ArcelorMittal is the world’s leading steel-producer. At its Ghent (Belgium) plant alone, annual black and coarse plate capacity is in excess of five million tonnes. Quality assurance includes tensile testing of metal dumbbell specimens up to 16mm thick. The system used for this consists of two ZwickRoell testing machines, a specimen magazine, a cross-section measuring-device and a barcode-reader. The metal specimens are handled via a KUKA KR6 industrial robot.

The two AllroundLine materials testing machines operate at maximum nominal forces of 100 kN and 150 kN and are equipped with various extensometers for measuring extension and change in width. The makroXtens contact-type extensometer is designed for tensile, compression, flexure and cyclic tests with manual and automated testing systems. The HP version enables a closed control circuit during measurement of strain rate to ISO 6892-1 (2009) Method A1 and ASTM E 8-09 (Method B). Fine-strain measurement is available as standard and is primarily used with metals for determination of Young's modulus and the technical elastic limit. Hydraulic grips developed by ZwickRoell are used to hold the specimens.

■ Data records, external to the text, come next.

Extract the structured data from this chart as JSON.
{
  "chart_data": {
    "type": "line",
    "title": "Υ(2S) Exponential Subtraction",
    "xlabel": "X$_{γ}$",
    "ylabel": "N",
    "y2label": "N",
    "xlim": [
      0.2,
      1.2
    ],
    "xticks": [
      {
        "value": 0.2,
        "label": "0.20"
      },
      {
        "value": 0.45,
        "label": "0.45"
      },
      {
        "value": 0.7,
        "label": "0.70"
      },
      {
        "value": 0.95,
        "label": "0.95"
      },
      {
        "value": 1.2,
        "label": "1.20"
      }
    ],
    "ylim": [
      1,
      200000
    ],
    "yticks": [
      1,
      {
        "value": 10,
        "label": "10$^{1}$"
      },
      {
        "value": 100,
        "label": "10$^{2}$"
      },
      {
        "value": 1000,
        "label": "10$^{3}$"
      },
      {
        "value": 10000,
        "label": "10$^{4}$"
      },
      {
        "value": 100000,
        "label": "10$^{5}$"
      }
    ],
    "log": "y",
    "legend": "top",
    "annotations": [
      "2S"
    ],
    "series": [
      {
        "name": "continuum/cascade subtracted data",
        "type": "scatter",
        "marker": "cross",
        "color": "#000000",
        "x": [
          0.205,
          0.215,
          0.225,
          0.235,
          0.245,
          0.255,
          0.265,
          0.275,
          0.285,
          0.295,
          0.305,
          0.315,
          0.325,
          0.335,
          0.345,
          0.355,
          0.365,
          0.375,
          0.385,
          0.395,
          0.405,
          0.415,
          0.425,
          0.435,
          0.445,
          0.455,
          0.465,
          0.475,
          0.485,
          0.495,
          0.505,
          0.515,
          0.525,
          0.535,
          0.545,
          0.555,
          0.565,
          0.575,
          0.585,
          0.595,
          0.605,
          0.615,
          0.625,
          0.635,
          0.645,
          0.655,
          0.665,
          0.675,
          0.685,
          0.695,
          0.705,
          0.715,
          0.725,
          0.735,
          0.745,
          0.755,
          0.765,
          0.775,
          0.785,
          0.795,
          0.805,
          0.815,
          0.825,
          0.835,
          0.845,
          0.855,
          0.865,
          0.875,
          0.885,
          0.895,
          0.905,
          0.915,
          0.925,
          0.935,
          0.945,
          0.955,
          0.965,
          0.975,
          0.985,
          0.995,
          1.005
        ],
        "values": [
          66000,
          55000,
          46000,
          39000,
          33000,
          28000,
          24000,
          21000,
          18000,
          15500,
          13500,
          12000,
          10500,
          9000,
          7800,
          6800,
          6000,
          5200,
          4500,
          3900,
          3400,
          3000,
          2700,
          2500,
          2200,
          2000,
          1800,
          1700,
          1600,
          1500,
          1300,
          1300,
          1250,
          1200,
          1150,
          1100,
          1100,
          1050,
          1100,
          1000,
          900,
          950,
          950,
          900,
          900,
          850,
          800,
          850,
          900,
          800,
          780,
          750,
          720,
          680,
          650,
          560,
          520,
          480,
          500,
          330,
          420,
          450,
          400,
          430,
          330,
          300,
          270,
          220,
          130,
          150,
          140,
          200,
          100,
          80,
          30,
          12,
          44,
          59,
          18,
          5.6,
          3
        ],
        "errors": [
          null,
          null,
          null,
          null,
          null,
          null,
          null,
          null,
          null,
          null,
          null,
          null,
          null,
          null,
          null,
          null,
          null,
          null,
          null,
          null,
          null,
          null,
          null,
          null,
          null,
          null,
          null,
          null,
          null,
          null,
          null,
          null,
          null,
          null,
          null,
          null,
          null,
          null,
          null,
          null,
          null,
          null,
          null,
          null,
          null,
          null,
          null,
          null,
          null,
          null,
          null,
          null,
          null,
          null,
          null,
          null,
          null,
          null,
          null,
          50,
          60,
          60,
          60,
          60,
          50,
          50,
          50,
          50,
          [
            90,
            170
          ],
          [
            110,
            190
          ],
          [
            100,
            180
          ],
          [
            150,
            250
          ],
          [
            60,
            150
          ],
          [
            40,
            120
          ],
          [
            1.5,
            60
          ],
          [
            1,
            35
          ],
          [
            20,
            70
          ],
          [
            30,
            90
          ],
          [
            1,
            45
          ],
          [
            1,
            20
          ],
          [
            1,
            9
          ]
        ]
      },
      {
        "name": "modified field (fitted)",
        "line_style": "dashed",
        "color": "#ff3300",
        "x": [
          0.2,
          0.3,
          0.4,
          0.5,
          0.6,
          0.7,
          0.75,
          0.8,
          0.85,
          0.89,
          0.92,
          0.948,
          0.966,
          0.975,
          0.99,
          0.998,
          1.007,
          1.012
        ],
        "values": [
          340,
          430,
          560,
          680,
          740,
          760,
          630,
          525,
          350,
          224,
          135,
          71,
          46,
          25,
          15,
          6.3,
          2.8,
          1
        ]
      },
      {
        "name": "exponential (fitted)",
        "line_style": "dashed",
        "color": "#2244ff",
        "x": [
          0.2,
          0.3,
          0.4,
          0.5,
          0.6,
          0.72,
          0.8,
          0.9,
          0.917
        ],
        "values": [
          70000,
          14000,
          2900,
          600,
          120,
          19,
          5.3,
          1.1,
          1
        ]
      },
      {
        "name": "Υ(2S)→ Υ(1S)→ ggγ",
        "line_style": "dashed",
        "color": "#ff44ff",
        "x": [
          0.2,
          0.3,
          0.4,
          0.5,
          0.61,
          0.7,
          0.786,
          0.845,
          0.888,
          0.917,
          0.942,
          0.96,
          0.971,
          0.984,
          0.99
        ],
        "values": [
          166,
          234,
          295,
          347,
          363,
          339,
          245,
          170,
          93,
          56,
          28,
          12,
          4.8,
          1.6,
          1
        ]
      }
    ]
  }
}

With the non-contact videoXtens, determination of change in width in tensile tests, as required for example for r-value determination (vertical anisotropy), is also possible. Measurements are made in one, two or four cross-sectional planes. videoXtens uses a full-frame camera; the digitized image is then processed in real time.

The entire system is controlled via an industrial controller using ZwickRoell’s autoEdition 2 automation software. The use of barcodes for specimen identification makes operation very easy and convenient: simply place the specimens in the magazine, then start the test.